Others see the bulls proving their case with fund short-covering and anomalous weather patterns."Funds had been short for months measured into years. They covered about a month ago but returned to the short side when gas prices stalled just under $4.50/MMBtu," said Peter Beutel of Connecticut-based Cameron Hanover. "Late last week they were covering shorts again, fearful of taking short positions home for the weekend as severe weather alerts popped up from the U.S. Gulf, along the Mississippi, Tennessee and Ohio River valleys up to the Great Lakes."

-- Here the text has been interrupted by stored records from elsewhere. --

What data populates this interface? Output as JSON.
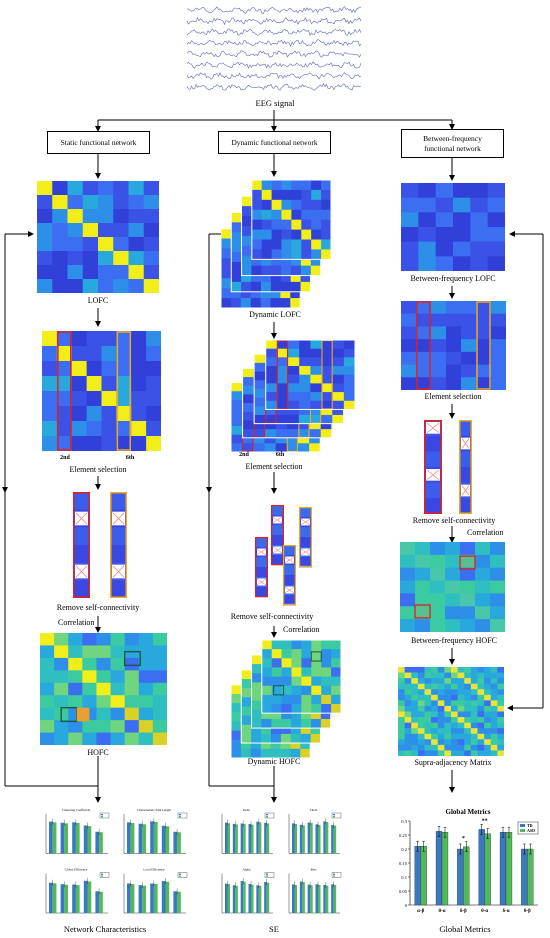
{
  "top": {
    "eeg_label": "EEG signal"
  },
  "columns": {
    "static": {
      "header": "Static functional network",
      "lofc": "LOFC",
      "tag_2nd": "2nd",
      "tag_6th": "6th",
      "element_selection": "Element selection",
      "remove_self": "Remove self-connectivity",
      "correlation": "Correlation",
      "hofc": "HOFC",
      "bottom": "Network Characteristics",
      "mini_titles": [
        "Clustering Coefficient",
        "Characteristic Path Length",
        "Global Efficiency",
        "Local Efficiency"
      ]
    },
    "dynamic": {
      "header": "Dynamic functional network",
      "lofc": "Dynamic LOFC",
      "tag_2nd": "2nd",
      "tag_6th": "6th",
      "element_selection": "Element selection",
      "remove_self": "Remove self-connectivity",
      "correlation": "Correlation",
      "hofc": "Dynamic HOFC",
      "bottom": "SE",
      "mini_titles": [
        "Delta",
        "Theta",
        "Alpha",
        "Beta"
      ]
    },
    "between": {
      "header": "Between-frequency functional network",
      "lofc": "Between-frequency  LOFC",
      "element_selection": "Element selection",
      "remove_self": "Remove self-connectivity",
      "correlation": "Correlation",
      "hofc": "Between-frequency  HOFC",
      "supra": "Supra-adjacency Matrix",
      "bottom": "Global Metrics"
    }
  },
  "global_metrics_chart": {
    "type": "bar",
    "title": "Global Metrics",
    "categories": [
      "α-β",
      "θ-α",
      "δ-β",
      "θ-α",
      "δ-α",
      "θ-β"
    ],
    "series": [
      {
        "name": "TD",
        "color": "#3a78c4",
        "values": [
          0.21,
          0.263,
          0.2,
          0.27,
          0.26,
          0.2
        ]
      },
      {
        "name": "ASD",
        "color": "#52b85a",
        "values": [
          0.21,
          0.26,
          0.208,
          0.255,
          0.26,
          0.2
        ]
      }
    ],
    "ylim": [
      0,
      0.3
    ],
    "yticks": [
      "0",
      "0.05",
      "0.1",
      "0.15",
      "0.2",
      "0.25",
      "0.3"
    ],
    "significance": [
      "",
      "",
      "*",
      "**",
      "",
      ""
    ]
  },
  "colors": {
    "matrix_dark": "#3a44e0",
    "matrix_mid": "#2e9be0",
    "matrix_teal": "#39c4a8",
    "matrix_yellow": "#f2ee1a",
    "select_red": "#e02020",
    "select_orange": "#f0a820",
    "eeg_line": "#5a6ab8"
  }
}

For the five trading days ended April 19, May futures increased 16.4 cents to $4.262, and government figures confirm the trend of funds covering short positions. In its most recent Commitments of Traders report the Commodity Futures Trading Commission for April 19 showed that managed money at both IntercontinentalExchange (ICE) and the New York Mercantile Exchange increased long futures and options contracts and liquidated short futures and options.

"In a curious twist, there were more rigs actively looking for oil than gas in the United States for the first time since 1995," Beutel also noted. "The fact that oil prices have been in a blistering bull market while gas prices have languished is the primary reason for the change. Natural gas prices seem likely to continue advancing, with peculiar weather patterns gripping the nation."

Others agree. "All you hear about is people drilling for oil, and Oklahoma is a gas state," said an Oklahoma banker.

Unusual weather patterns appear ready to dominate the central U.S. In its morning six-to 10-day forecast MDA EarthSat predicted a large mass of below-normal temperatures behind an arc stretching from northwest Idaho to northern Louisiana to eastern Ohio.

"Changes [to the forecast] were mostly on the smaller side [Tuesday] as the overall pattern still has remained consistent. A fairly potent cold shot will arrive in the Midcontinent at the onset of the period in response to a quick negative spike in the AO [Arctic Oscillation] after an extended period featuring a positive signal," the forecaster said. "This round of cold could push temps toward freezing in Chicago. Trends towards a NAO [North American Oscillation] will also help drive the colder air southward, though the direct impacts from this signal may be better matched with the 11-15 day period. Most of the models are in decent agreement on the large-scale pattern in this period."